Presentato da Compagnia M.A.T.I. Gemelli si, fratelli no è un testo liberamente ispirato a “Il paradosso sull’attore” di Denis Diderot e al “Don Giovanni” di Molière, che attraversa formule e regole diverse di comunicazione tra i due personaggi protagonisti, figli dello stesso padre e concepiti nello stesso giorno, ma da madri diverse.

Fratelli, dunque, e “gemellastri”, anch’essi attori, le cui dinamiche, tra vita reale e scenica, appaiono completamente diverse. Dinamiche che, paradossalmente, vivono tutti gli uomini, attraverso lo studio di una vita per riuscire a calcare il palcoscenico, non necessariamente teatrale, nello spettacolo del tempo che passa.

“Il paradosso – scrive Ernesto Lama in una nota – è, genericamente, la descrizione di un fatto che contraddice l’opinione comune e l’esperienza quotidiana, apparendo sorprendente, straordinario e bizzarro. Tutto questo tradotto in teatro prende forma nella ricerca di una verità che si può realizzare solo attraverso l’artificio, la tecnica e lo studio meticoloso. In poche parole ci si avvicina all’emozione del pubblico, dove la parola e il movimento degli interpreti sono diventati di loro possesso, in maniera totale”.

La sfida nella messa in scena di questo testo parte proprio dalla sintesi fatta dallo stesso Diderot sulla sostanza del suo testo.

Il filosofo francese parrebbe dire che, per poter essere degli attori sublimi, bisogna sia tutto studiato e calcolato nella massima precisione, lasciando così poco spazio all’interpretazione d’istinto, ma anche che più si è costruiti più si appare sublimi. Ma sarebbe errato relegare il paradosso nell’ambito della specificità teatrale, poiché affronta anche il problema del modello ideale e della sua funzione nella rappresentazione della realtà.

 “Il mio testo – sottolinea l’autore – racconta di come sono cambiati i nostri rapporti con l’altro, dal momento in cui non conosciamo più l’altro chi è, ma solo come appare. Quante persone conosciamo che nelle foto dei loro profili social sembrano più di quello che sono nella realtà? A pensarci bene è un giochino vecchio come il mondo, ed esistono persone che grazie a questo giochino hanno fondato la propria ricchezza”.

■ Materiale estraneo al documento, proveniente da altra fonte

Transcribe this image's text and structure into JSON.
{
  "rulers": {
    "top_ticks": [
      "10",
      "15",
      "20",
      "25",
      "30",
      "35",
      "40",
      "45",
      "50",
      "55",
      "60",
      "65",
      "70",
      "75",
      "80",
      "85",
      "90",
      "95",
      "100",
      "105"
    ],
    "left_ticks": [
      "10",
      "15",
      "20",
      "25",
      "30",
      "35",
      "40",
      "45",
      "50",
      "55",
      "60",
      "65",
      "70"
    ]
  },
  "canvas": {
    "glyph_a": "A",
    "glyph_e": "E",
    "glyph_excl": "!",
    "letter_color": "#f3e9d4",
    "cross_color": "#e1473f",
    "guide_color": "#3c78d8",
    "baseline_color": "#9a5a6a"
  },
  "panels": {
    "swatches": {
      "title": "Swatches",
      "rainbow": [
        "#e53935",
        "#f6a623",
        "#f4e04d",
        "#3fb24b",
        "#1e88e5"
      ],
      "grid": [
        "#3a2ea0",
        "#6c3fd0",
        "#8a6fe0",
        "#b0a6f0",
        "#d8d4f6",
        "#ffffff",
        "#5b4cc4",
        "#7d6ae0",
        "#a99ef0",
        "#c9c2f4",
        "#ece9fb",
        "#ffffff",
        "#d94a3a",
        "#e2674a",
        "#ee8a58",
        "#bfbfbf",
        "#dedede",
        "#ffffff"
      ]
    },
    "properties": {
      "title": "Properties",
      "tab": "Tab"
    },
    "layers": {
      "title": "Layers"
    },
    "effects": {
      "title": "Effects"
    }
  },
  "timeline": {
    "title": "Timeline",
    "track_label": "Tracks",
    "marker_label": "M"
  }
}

Lo spettacolo pertanto diviene, così, la presentazione di un modello di attore tipo. Una continua riflessione sul mondo che viviamo, in cui il modello attore è soltanto il pretesto per rappresentare una realtà d’immagine che poco ha a che fare con una realtà di sostanza e di sentimenti, così come affermava lo stesso Diderot circa trecento anni fa.